If herring will do the job, it should be fed to all the unemployed. One wonders how many more hard winters are before them, or how many additions to the ranks will be made in the New Year. The hopes and aspirations of thousands are in Mr. Roosevelt, but can he do much where others have failed so noticeably? We must just mark time until March 4th. The mild winter at least is in the favor of those with little or inadequate shelter.
The bus ride is tiresome, but I was with Mrs Coury for company. Not many started from Buffalo but all along the route we gathered new recruits – teachers, students and others – who were returning from the vacation spent in the little towns. And soon we had them standing in the aisles until another bus could reach us from Scranton. I should prefer being with you and celebrating New Year’s day again, but with early classes I had to travel by day to reach here in time.  And then I had many hours to live again the happy days I spent with you. I was not proud of my conduct at Mildred’s, but in the future I shall be more lenient of those who insist they are sick and not “liquored”. Anyway I certainly craved a “murad” that evening, but I couldn’t trust myself to move. But the company was worth it all – it was amusing tho the way they drifted silently away when  Phil and I went walking. Anyway, we got the jig-saw puzzle together and played lots of bridge. In the weeks to come I must be sure to keep in practice.
Now I learn in N[ew] B[runswick] we are to have another series of “advanced” lectures – would you call them radical? – by the League for Industrial Democracy.

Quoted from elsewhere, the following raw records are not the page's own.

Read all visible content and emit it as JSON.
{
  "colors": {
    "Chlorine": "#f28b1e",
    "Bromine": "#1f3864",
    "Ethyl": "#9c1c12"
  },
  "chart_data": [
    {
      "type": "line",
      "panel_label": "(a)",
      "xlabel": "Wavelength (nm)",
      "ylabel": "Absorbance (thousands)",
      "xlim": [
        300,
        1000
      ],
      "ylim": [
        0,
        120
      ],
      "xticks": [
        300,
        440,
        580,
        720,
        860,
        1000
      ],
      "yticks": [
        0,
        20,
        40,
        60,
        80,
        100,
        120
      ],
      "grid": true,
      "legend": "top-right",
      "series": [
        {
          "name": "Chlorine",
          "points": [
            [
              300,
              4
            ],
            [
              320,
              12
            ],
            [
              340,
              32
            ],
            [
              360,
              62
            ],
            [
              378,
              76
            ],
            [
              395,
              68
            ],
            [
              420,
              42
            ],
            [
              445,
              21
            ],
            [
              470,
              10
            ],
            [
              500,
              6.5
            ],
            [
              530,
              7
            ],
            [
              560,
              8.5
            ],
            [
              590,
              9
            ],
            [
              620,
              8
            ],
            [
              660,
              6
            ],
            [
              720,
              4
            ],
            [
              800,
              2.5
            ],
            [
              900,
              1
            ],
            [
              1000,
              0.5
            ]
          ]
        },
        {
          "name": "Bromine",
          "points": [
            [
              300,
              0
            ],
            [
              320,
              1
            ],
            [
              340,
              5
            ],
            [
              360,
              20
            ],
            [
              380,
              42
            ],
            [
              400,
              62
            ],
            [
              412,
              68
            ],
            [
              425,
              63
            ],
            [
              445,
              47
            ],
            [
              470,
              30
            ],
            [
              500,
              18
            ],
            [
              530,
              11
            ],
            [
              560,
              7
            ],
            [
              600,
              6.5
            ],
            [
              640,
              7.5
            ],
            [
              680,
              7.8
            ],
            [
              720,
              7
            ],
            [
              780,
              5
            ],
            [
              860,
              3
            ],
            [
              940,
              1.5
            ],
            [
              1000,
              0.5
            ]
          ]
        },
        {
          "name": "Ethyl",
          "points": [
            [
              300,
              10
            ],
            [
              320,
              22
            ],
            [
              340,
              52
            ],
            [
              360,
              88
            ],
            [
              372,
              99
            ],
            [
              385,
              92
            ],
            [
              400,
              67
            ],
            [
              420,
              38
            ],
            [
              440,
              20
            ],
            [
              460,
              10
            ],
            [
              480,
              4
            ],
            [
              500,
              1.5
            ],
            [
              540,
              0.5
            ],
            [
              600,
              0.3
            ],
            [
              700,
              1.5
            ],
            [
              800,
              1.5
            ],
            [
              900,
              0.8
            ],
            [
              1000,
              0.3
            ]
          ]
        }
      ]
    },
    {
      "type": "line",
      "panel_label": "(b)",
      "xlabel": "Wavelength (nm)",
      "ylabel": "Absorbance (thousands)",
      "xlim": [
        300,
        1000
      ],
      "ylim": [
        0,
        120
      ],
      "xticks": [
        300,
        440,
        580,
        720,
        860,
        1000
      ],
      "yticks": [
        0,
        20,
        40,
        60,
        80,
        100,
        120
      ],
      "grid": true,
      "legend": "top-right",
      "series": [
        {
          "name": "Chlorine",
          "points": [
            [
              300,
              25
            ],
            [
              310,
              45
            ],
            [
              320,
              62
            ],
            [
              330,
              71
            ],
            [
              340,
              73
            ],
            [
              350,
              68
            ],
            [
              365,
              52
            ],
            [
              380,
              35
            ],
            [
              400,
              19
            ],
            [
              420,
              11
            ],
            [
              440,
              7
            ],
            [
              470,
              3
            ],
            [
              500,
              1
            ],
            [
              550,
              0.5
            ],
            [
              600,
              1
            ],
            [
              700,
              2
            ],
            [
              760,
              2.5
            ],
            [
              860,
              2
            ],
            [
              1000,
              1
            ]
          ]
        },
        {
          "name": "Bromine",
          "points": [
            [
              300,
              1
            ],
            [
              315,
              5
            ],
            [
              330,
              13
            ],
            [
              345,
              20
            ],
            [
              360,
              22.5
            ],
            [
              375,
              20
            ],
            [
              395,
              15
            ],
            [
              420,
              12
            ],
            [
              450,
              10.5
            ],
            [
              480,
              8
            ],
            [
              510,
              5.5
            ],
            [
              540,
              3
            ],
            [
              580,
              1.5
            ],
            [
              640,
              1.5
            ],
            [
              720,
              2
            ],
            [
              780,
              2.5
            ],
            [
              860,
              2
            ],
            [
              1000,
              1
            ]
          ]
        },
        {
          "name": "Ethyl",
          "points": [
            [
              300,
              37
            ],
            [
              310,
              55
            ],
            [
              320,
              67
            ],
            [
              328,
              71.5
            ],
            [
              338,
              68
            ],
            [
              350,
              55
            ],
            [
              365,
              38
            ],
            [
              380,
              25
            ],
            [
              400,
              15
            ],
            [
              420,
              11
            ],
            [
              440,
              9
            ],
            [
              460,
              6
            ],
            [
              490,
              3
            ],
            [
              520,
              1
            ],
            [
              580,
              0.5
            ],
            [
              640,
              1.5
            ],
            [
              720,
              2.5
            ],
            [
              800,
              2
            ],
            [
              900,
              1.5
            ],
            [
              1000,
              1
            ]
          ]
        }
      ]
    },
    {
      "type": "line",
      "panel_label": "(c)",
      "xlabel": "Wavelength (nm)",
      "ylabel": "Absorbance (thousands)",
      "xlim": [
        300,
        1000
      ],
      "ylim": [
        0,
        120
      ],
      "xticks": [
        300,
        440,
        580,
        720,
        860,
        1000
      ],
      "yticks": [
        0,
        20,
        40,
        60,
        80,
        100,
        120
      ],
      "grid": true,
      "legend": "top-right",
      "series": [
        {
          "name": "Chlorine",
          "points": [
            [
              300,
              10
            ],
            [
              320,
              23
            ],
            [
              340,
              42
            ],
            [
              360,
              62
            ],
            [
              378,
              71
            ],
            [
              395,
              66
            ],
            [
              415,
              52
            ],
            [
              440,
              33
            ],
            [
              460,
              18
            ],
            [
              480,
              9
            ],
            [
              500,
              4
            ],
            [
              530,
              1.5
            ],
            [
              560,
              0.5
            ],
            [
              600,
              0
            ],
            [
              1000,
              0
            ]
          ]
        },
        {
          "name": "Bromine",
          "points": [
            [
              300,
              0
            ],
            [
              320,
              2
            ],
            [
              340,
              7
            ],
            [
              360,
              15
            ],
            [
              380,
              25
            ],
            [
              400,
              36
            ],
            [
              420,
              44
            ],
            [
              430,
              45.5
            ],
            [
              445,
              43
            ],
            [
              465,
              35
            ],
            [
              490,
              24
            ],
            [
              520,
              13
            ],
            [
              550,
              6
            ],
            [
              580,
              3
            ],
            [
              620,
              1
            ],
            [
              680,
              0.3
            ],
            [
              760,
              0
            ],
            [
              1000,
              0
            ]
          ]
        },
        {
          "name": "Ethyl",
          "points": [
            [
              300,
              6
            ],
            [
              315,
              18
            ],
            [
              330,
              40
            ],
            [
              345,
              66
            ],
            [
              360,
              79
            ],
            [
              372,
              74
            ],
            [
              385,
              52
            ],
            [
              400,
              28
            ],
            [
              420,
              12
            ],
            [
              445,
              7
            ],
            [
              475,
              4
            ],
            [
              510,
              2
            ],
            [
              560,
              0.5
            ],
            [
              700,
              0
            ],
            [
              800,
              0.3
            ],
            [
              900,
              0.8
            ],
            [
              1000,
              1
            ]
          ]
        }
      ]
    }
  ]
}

You remember I spoke of them last year? Norman Thomas, Paul Blanchard and others? Only this year there are no well-known names and I wonder whether they will be as interesting or just the same old stuff less forcefully told. It is always difficult to reconcile the ideal and the practical. Perhaps in one way the Socialists are wrong in insisting too much on impossible ideals. Intellectually, I am inclined to their side, but practically I know a Democrat is to be in power soon, and hope that he will be liberal enough & far reaching enough to accomplish some of the socializing program of the Socialists. I should like to take you with me, to hear your reaction; you would be opposed, but your company is good and always refreshing. I have persuaded the library to buy a weighty tome on “Russia”, by Hans von Eckardt, from which I hope to learn a lot on the history of Russia, & the development of the Revolution. During the holidays I “did” a few novels.
We shall see about the mid year exam schedule and the possibility of getting away. All I know is that you seem all too far away & I should like to be able to see you again & again as I have done in the last two weeks. You were generous to me, Elsie.